City’s Loss is Unleys Gain

The following is a copy of  a transcript from InDaily reecntly by Melissa Mack.

DITTERS Nuts has left Gawler Place after 57 years for a “better opportunity” in an inner south shopping centre.

The CBD store’s owner of 19 years, Clark Ditter, said he took the opportunity to take-over the Unley Shopping Centre shop.

“As I was thinking about moving to a different spot anyway from Gawler Place, the owners of Ditters Nuts franchise suggested I might like to take over this spot because they were going to sell or close it anyway,” Ditter said.

“Whereas once we had the same sales, the Unley store sales are better than the city shop. It’s also got lower labour costs and is a smaller space.

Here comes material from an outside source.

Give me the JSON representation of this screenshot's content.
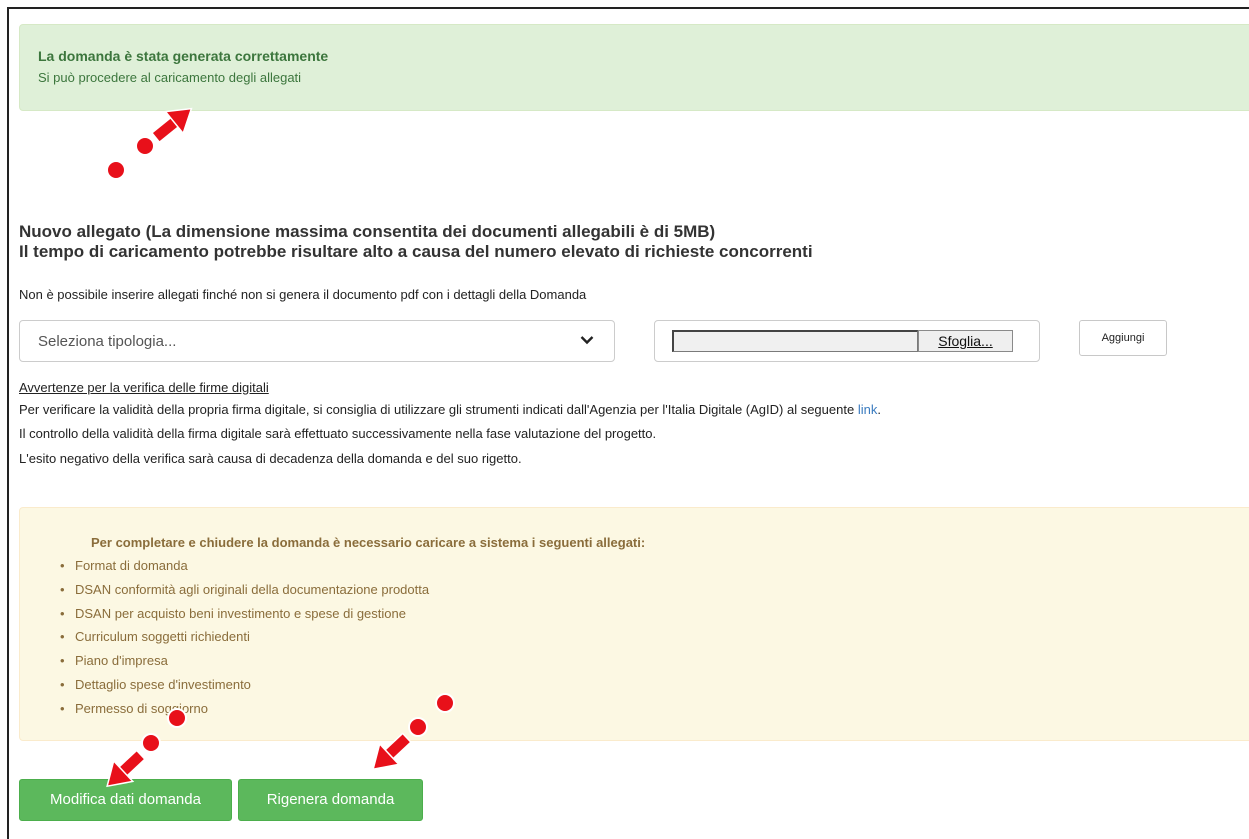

“All those things together meant it was a better prospect for me to move here financially and that’s why I’ve done it.”

Ditter, who is part of the original family which sold the company in 1985, said the city store sales had been declining for the past three years.

“As to why I honestly can’t say, there may be a general trend of people shopping more in the suburbs than they used to years ago.”

The closure of Ditters marks a deeper change to the face of Rundle Mall as it prepares to undergo redevelopment and attempts to attract more major international chain stores.

As part of the change coffee shops at either end of the mall, Briccones and Busker’s Café, will close this month in line with the design for clear centre of the mall.

“I think it looks good in the long term, I think there’ll be some disruption next year and I think they’ve got to make some improvements, but whether that will make a difference it is hard to say,” Ditter said.

He said after 34 years in its last Gawler Place location, at lot of things had changed. The store had moved in 1978 from a nearby location also in Gawler Place.

“Going back to 1978 a lot more people shopped in the city anyway.

“When I first took over in 1993, David Jones was opposite us in the building that is now Rundle Mall Plaza and when you took away DJs from where we were, it changed the traffic.

“All those people that didn’t mind paying a bit more for quality and they would have come out of the basement floor where the food hall was they moved up the mall and we lost that.”

Despite all the changes, it will be the customers that Ditter will miss most from the city.

“We’ve had lots of customers we knew that were regular either once every year or every few months, week, or every day and a lot were my friends so I’m going to miss a lot of those.

“Some will find their way to this shop, some already have.”